July 21st, 2010 · Uncategorized

A mass marketer needs to reach the masses, and to do it in many ways, simultaneously. The mass marketer needs retail outlets and fliers and a website and public relations and tv ads and more more more and then... bam... critical mass is reached and success occurs.

Best Buy is a mass marketer, but so are Microsoft and the Red Cross. Ubiquity, once achieved, brings them revenue, which advances the cycle and they reach scale.

The direct marketer, on the other hand, must get it right in the small. That pitch letter can be tested on 100 houses and if it gets a 2% response rate, then it can be mailed to 100,000 houses with confidence. That business-to-business sales pitch can be honed on one or two or three prospects, and then when it works, can be taught to dozens or hundreds of other salespeople.

The key distinction is when you know it's going to work. The mass marketer doesn't know until the end. The direct marketer knows in the beginning.
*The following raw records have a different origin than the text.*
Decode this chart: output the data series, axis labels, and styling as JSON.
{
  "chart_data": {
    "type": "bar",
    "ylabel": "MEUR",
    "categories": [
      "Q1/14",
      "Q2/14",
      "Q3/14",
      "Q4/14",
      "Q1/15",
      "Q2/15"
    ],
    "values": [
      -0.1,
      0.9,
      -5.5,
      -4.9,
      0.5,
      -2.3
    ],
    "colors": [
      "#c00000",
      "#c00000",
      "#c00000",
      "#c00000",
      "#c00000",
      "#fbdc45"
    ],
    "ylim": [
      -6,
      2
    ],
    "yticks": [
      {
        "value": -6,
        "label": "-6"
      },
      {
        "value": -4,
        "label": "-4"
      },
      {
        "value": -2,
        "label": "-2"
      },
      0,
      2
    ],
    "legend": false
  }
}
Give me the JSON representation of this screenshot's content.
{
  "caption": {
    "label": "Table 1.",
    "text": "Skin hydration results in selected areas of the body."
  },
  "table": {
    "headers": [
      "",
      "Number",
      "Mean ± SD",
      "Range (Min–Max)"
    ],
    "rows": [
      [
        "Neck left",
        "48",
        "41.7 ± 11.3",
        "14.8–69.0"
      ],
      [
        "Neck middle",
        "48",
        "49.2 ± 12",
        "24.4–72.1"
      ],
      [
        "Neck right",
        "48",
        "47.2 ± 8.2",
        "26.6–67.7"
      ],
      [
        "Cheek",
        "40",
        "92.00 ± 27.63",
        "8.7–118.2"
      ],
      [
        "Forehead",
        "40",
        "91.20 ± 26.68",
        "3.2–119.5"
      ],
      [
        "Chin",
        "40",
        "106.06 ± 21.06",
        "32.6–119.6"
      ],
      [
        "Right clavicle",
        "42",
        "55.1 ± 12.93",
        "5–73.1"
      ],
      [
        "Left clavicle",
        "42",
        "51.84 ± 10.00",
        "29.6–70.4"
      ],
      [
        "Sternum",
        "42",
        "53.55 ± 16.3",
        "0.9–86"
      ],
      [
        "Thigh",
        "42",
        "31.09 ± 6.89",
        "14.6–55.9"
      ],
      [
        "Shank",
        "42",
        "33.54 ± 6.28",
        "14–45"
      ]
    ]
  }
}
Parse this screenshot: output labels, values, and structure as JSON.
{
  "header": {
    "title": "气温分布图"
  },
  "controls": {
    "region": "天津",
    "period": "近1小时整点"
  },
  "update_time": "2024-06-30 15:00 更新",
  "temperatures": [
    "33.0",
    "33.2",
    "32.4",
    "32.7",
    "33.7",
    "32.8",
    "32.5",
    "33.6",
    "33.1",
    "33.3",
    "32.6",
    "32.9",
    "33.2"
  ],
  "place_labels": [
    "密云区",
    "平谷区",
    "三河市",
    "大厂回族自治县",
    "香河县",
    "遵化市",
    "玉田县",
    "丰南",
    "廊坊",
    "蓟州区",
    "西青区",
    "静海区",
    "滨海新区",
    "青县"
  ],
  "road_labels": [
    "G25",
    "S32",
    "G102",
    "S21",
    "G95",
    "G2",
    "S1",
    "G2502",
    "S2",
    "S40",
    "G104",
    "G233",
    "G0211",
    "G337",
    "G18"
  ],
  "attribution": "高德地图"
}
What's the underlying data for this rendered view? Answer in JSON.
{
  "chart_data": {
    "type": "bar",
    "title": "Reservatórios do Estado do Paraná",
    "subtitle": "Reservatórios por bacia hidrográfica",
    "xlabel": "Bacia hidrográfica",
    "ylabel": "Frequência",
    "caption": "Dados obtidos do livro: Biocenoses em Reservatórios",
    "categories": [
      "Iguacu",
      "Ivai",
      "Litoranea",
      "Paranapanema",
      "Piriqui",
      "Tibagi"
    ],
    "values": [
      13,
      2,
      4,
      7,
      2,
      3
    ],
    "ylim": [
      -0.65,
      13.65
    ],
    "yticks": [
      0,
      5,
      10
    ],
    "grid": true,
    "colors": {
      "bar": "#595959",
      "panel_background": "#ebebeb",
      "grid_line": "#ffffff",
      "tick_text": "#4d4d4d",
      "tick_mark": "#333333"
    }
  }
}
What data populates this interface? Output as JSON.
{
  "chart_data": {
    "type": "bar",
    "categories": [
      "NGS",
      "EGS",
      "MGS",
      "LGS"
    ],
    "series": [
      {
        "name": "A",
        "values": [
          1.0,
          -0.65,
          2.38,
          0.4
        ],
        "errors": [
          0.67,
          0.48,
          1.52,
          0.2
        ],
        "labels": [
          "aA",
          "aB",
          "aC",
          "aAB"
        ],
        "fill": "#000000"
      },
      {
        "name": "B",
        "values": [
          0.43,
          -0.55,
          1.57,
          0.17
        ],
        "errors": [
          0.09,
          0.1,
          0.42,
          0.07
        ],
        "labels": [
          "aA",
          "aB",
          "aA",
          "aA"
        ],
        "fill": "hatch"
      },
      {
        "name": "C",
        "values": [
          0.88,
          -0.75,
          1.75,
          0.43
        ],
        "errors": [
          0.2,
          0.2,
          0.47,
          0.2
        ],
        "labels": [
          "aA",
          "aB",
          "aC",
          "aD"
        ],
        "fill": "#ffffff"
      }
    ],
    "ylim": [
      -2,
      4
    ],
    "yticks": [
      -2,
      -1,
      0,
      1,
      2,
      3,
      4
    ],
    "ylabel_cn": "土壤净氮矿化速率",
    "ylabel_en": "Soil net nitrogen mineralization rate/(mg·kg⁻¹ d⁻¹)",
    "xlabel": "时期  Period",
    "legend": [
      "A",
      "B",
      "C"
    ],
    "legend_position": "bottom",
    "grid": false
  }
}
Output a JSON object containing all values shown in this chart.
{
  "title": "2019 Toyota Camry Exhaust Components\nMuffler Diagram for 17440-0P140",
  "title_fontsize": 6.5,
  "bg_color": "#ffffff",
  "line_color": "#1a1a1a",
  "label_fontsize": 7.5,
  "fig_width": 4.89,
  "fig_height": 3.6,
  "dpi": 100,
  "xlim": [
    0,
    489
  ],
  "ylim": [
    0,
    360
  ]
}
The mass marketer is betting on thousands of tiny cues, little clues, and unrecorded (but vital) conversations. The direct marketer is measuring conversion rates from the first day.

That's the reason we often default to acting like mass marketers. We're putting off the day of reckoning, betting on the miracle around the corner, spending our time and energy on the early steps without the downside of admitting failure to the boss.

Of course, just because it's our default doesn't mean it's right. Business to business marketing is almost always better if you treat it like direct marketing. Most websites that do conversion as well. Same with non-profit fundraising. As well as marketing goods and services to the bottom of the pyramid, people who live in villages where mass media and mass distribution are difficult and have little impact.

Get it right for ten people before you rush around scaling up to a thousand. It's far less romantic than spending money at the start, but it's the reliable, proven way to get to scale if you care enough to do the work.